Linux driver help is maintained very in a different way on AMD GPU drivers in comparison with AMD’s GPU drivers for Windows. Linux driver help for AMD GPUs sometimes dwarfs what AMD helps formally in Windows. Kernel driver help reportedly dates again all the best way to AMD’s GCN 1.2 structure, which incorporates GPUs such because the R9 390X and R9 Fury X.
Helping issues is that AMD GPU driver help in Linux is closely reliant on open-source drivers. Up till September this yr, the AMDVLK driver was the official open-source Linux driver from AMD and was maintained by AMD straight. Community contributions are additionally carried out to assist enhance the driving force’s performance.
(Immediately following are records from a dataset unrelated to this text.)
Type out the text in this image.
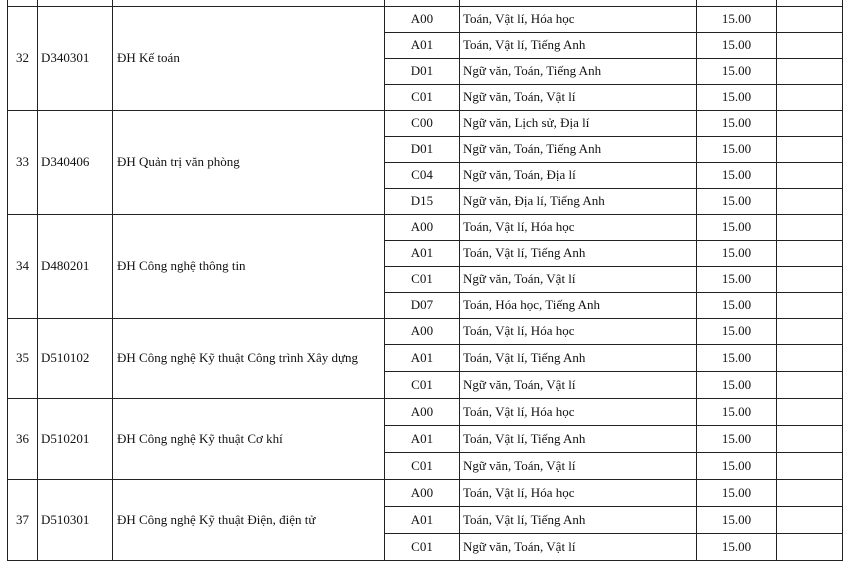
32	D340301	ĐH Kế toán	A00	Toán, Vật lí, Hóa học	15.00	
			A01	Toán, Vật lí, Tiếng Anh	15.00	
			D01	Ngữ văn, Toán, Tiếng Anh	15.00	
			C01	Ngữ văn, Toán, Vật lí	15.00	
33	D340406	ĐH Quản trị văn phòng	C00	Ngữ văn, Lịch sử, Địa lí	15.00	
			D01	Ngữ văn, Toán, Tiếng Anh	15.00	
			C04	Ngữ văn, Toán, Địa lí	15.00	
			D15	Ngữ văn, Địa lí, Tiếng Anh	15.00	
34	D480201	ĐH Công nghệ thông tin	A00	Toán, Vật lí, Hóa học	15.00	
			A01	Toán, Vật lí, Tiếng Anh	15.00	
			C01	Ngữ văn, Toán, Vật lí	15.00	
			D07	Toán, Hóa học, Tiếng Anh	15.00	
35	D510102	ĐH Công nghệ Kỹ thuật Công trình Xây dựng	A00	Toán, Vật lí, Hóa học	15.00	
			A01	Toán, Vật lí, Tiếng Anh	15.00	
			C01	Ngữ văn, Toán, Vật lí	15.00	
36	D510201	ĐH Công nghệ Kỹ thuật Cơ khí	A00	Toán, Vật lí, Hóa học	15.00	
			A01	Toán, Vật lí, Tiếng Anh	15.00	
			C01	Ngữ văn, Toán, Vật lí	15.00	
37	D510301	ĐH Công nghệ Kỹ thuật Điện, điện tử	A00	Toán, Vật lí, Hóa học	15.00	
			A01	Toán, Vật lí, Tiếng Anh	15.00	
			C01	Ngữ văn, Toán, Vật lí	15.00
This is why, starting on September 15th, 2025, AMD has opted to discontinue the AMDVLK driver altogether. Support for RADV has grown so much in strength that there is no need to have both AMDVLK and RADV co-existing. Performance on RADV also outshines AMDVLK in many situations. Instead, AMD is backing RADV fully and shifting all of its GPU driver development and maintenance to the RADV driver.
All of this is to say that Linux gamers can rest assured that any nasty driver support changes AMD makes on the Windows side won’t immediately be copied on the Linux side. Even if AMD wanted to start cutting support on the Linux side, it can’t anymore because it has discontinued its own official AMDVLK driver. Pulling the same stunt on RADV would be impossible because too many other companies and individuals are maintaining the driver. (In other words, if AMD stops development for certain GPUs, another company or individual would inevitably take over.)